Wednesday, January 04, 2006

BAAS = British Association of American Studies

Cloud mentioned last night that many may still be confused...

Well, personally I think that would go way beyond me explaining what BAAS stands for as an acronym! Especially given some of the titles. Glad that mine at least made sense to some readers.

And the disco?

Shudder: I repeat - BAD DANCING...*



* some of it by me...

2 comments:

JoeinVegas said...

American Studies? Why the heck do you guys want to study America?

Lisa Rullsenberg said...

I should probably make it clear that there are a few schools of thought on American Studies. One is that it provides a convenient umbrella for the studies of things that are American (people, places, activities, events) or affected by America as a cultural, political, social entity. It's particularly helpful if what you wish to research has an interdisciplinary aspect to it - that it, that your topic doesn't easily fit into Literature Studies, or History, or Politics etc etc.

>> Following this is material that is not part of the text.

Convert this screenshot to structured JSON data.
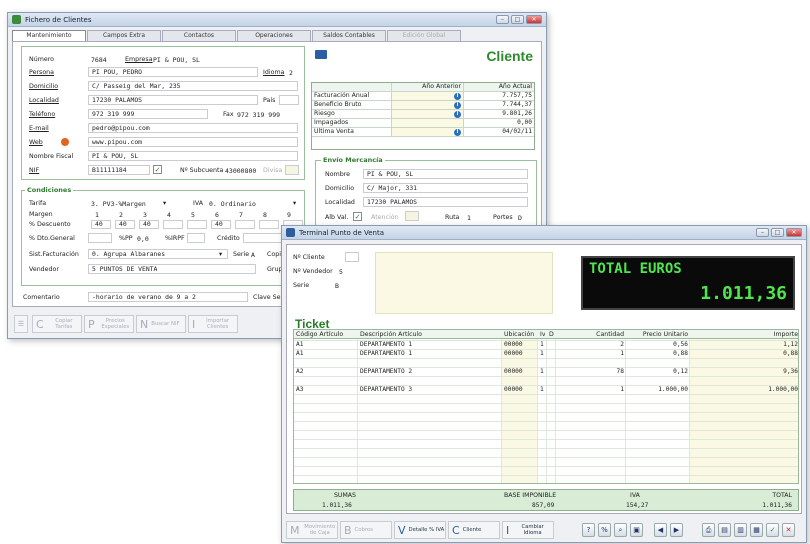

The other is that there is something discplinarily specific about American Studies as a way of thinking [I'll say here I'm not convinced of that].

My PhD on Peggy Guggenheim didn't fit most other subjects or disciplines. She was an American, so I ended up in American Studies. It was really a means to an end since there was nothing about her specificly as American that I was focusing on: she spent as much (MORE) time in Europe than she ever did in Europe, but she was riddled with influences of her American upbringing (albeit one heavily affected by the Jewish European origins of her family). Others in my department just happened to be writing about American writers: writers who didn't fit into being studied in Philosophy departments because they were American and didn't name themselves as philosophers, and didn't fit Literature because they wrote non-fiction (sometimes with fiction; or dealt with philosophical ideas in fictional formats). Moreover, people who were influenced by European thinking and ideas... where else could their study be accommodated than under the interdisciplinary umbrella of American Studies, albeit in its loosest sense?